AJP Heart and Circulatory Physiology ◽

10.1152/ajpheart.01028.2002 ◽

2003 ◽

Vol 285 (1) ◽

pp. H259-H269 ◽

Cited By ~ 48

Author(s):

Paavo Korge ◽

Henry M. Honda ◽

James N. Weiss

Keyword(s):

Fatty Acids ◽

Cytochrome C ◽

Ischemia Reperfusion Injury ◽

Adenine Nucleotide ◽

Ischemia Reperfusion ◽

Permeability Transition ◽

Cytochrome C Release ◽

Atp Production ◽

Isolated Mitochondria ◽

Long Chain

Fatty acids accumulate during myocardial ischemia and are implicated in ischemia-reperfusion injury and mitochondrial dysfunction. Because functional recovery after ischemia-reperfusion ultimately depends on the ability of the mitochondria to recover membrane potential (ΔΨm), we studied the effects of fatty acids on ΔΨm regulation, cytochrome c release, and Ca2+ handling in isolated mitochondria under conditions that mimicked aspects of ischemia-reperfusion.

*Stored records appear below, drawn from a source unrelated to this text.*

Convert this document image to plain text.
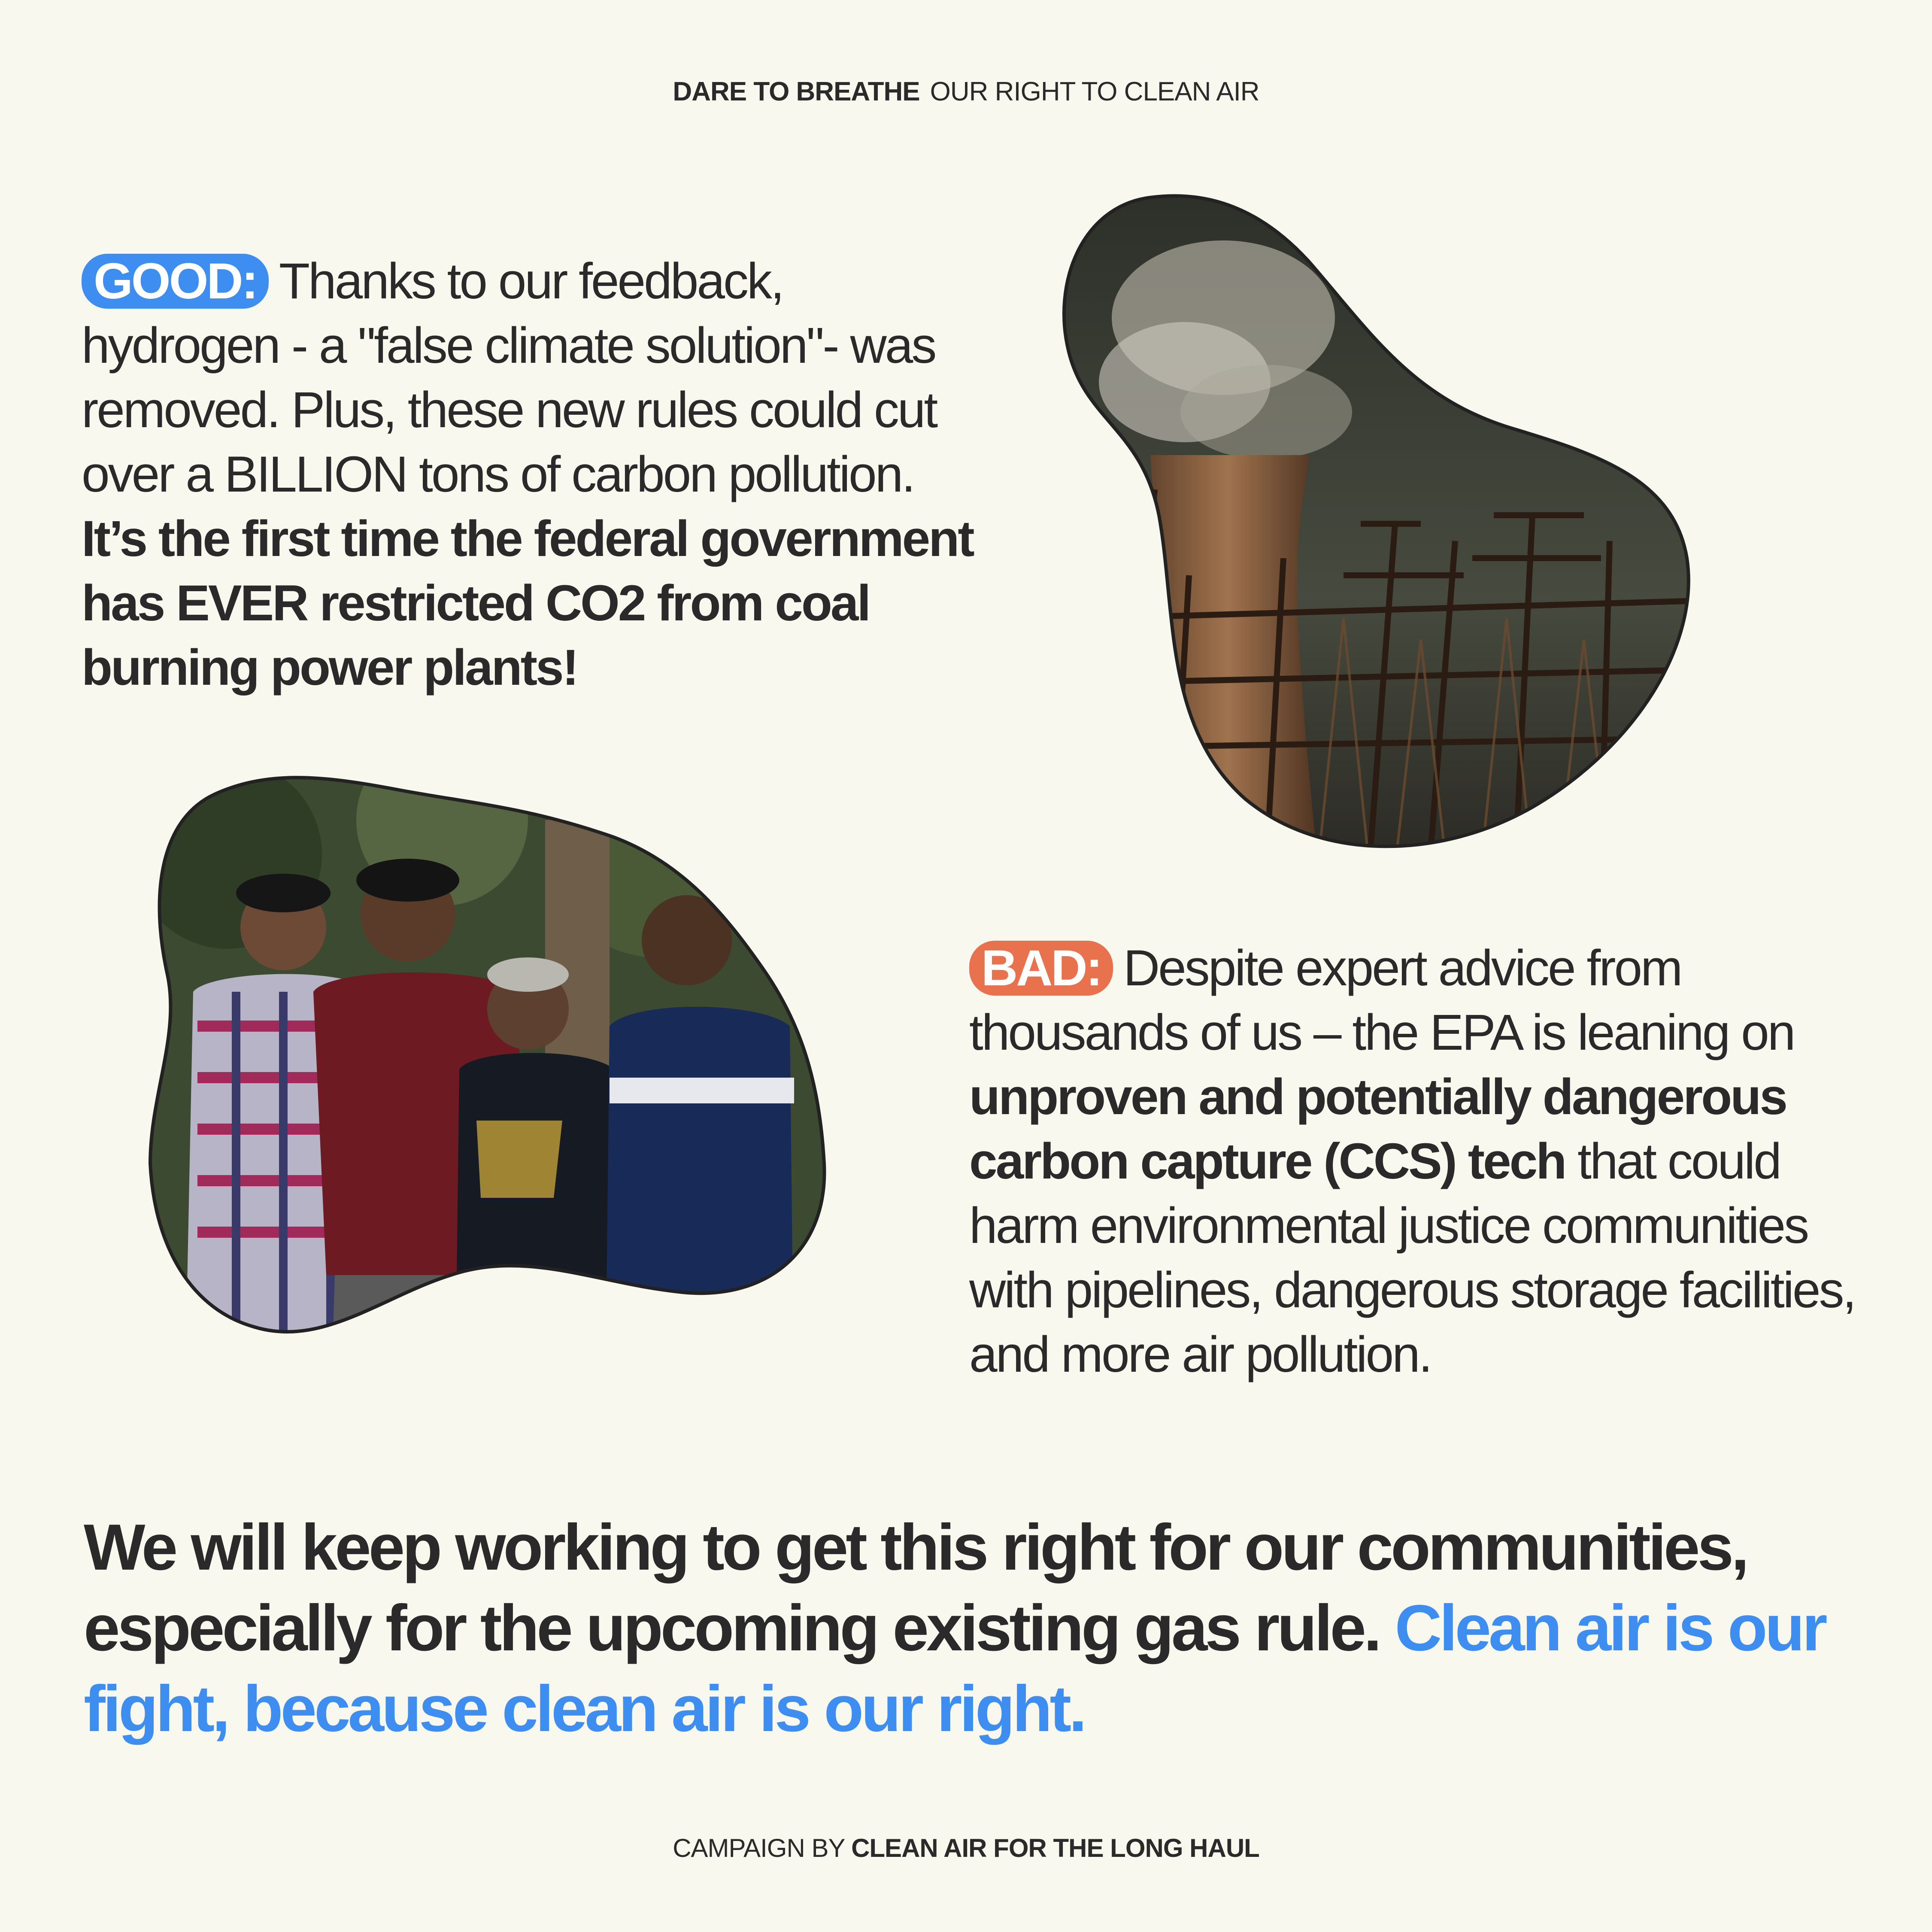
DARE TO BREATHE OUR RIGHT TO CLEAN AIR
GOOD: Thanks to our feedback, hydrogen - a "false climate solution"- was removed. Plus, these new rules could cut over a BILLION tons of carbon pollution. It’s the first time the federal government has EVER restricted CO2 from coal burning power plants!
BAD: Despite expert advice from thousands of us – the EPA is leaning on unproven and potentially dangerous carbon capture (CCS) tech that could harm environmental justice communities with pipelines, dangerous storage facilities, and more air pollution.
We will keep working to get this right for our communities, especially for the upcoming existing gas rule. Clean air is our fight, because clean air is our right.
CAMPAIGN BY CLEAN AIR FOR THE LONG HAUL
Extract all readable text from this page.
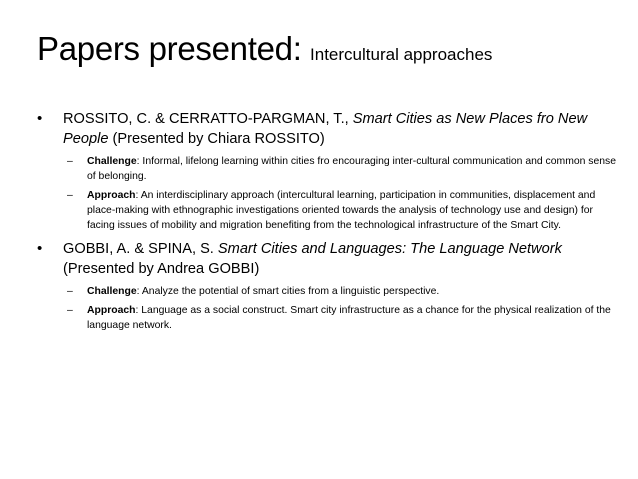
Papers presented: Intercultural approaches
• ROSSITO, C. & CERRATTO-PARGMAN, T., Smart Cities as New Places fro New People (Presented by Chiara ROSSITO)
– Challenge: Informal, lifelong learning within cities fro encouraging inter-cultural communication and common sense of belonging.
– Approach: An interdisciplinary approach (intercultural learning, participation in communities, displacement and place-making with ethnographic investigations oriented towards the analysis of technology use and design) for facing issues of mobility and migration benefiting from the technological infrastructure of the Smart City.
• GOBBI, A. & SPINA, S. Smart Cities and Languages: The Language Network (Presented by Andrea GOBBI)
– Challenge: Analyze the potential of smart cities from a linguistic perspective.
– Approach: Language as a social construct. Smart city infrastructure as a chance for the physical realization of the language network.
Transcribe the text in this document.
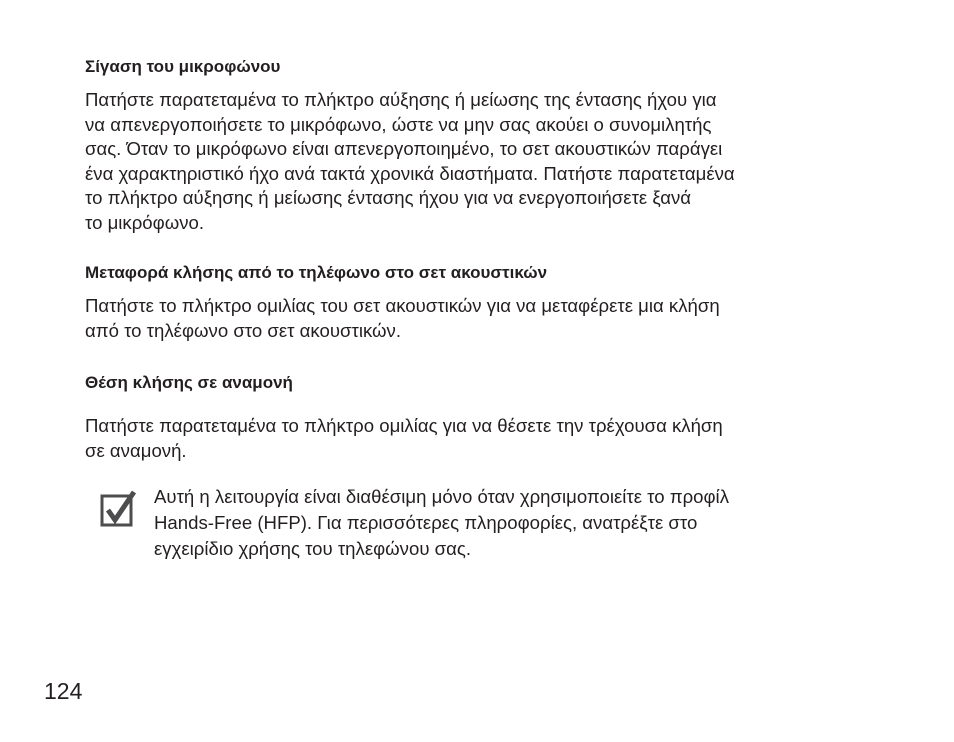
Σίγαση του μικροφώνου

Πατήστε παρατεταμένα το πλήκτρο αύξησης ή μείωσης της έντασης ήχου για
να απενεργοποιήσετε το μικρόφωνο, ώστε να μην σας ακούει ο συνομιλητής
σας. Όταν το μικρόφωνο είναι απενεργοποιημένο, το σετ ακουστικών παράγει
ένα χαρακτηριστικό ήχο ανά τακτά χρονικά διαστήματα. Πατήστε παρατεταμένα
το πλήκτρο αύξησης ή μείωσης έντασης ήχου για να ενεργοποιήσετε ξανά
το μικρόφωνο.

Μεταφορά κλήσης από το τηλέφωνο στο σετ ακουστικών

Πατήστε το πλήκτρο ομιλίας του σετ ακουστικών για να μεταφέρετε μια κλήση
από το τηλέφωνο στο σετ ακουστικών.

Θέση κλήσης σε αναμονή

Πατήστε παρατεταμένα το πλήκτρο ομιλίας για να θέσετε την τρέχουσα κλήση
σε αναμονή.

Αυτή η λειτουργία είναι διαθέσιμη μόνο όταν χρησιμοποιείτε το προφίλ
Hands-Free (HFP). Για περισσότερες πληροφορίες, ανατρέξτε στο
εγχειρίδιο χρήσης του τηλεφώνου σας.

124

Long-chain but not short-chain free fatty acids caused a progressive and reversible (with BSA) increase in inner membrane leakiness (proton leak), which limited mitochondrial ability to support ΔΨm. In comparison, long-chain activated fatty acids promoted 1) a slower depolarization that was not reversible with BSA, 2) cytochrome c loss that was unrelated to permeability transition pore opening, and 3) inhibition of the adenine nucleotide translocator. Together, these results impaired both mitochondrial ATP production and Ca2+ handling. Diazoxide, a selective opener of mitochondrial ATP-dependent potassium (KATP) channels, partially protected against these effects. These findings indicate that long-chain fatty acid accumulation during ischemia-reperfusion may predispose mitochondria to cytochrome c loss and irreversible injury and identify a novel cardioprotective action of diazoxide.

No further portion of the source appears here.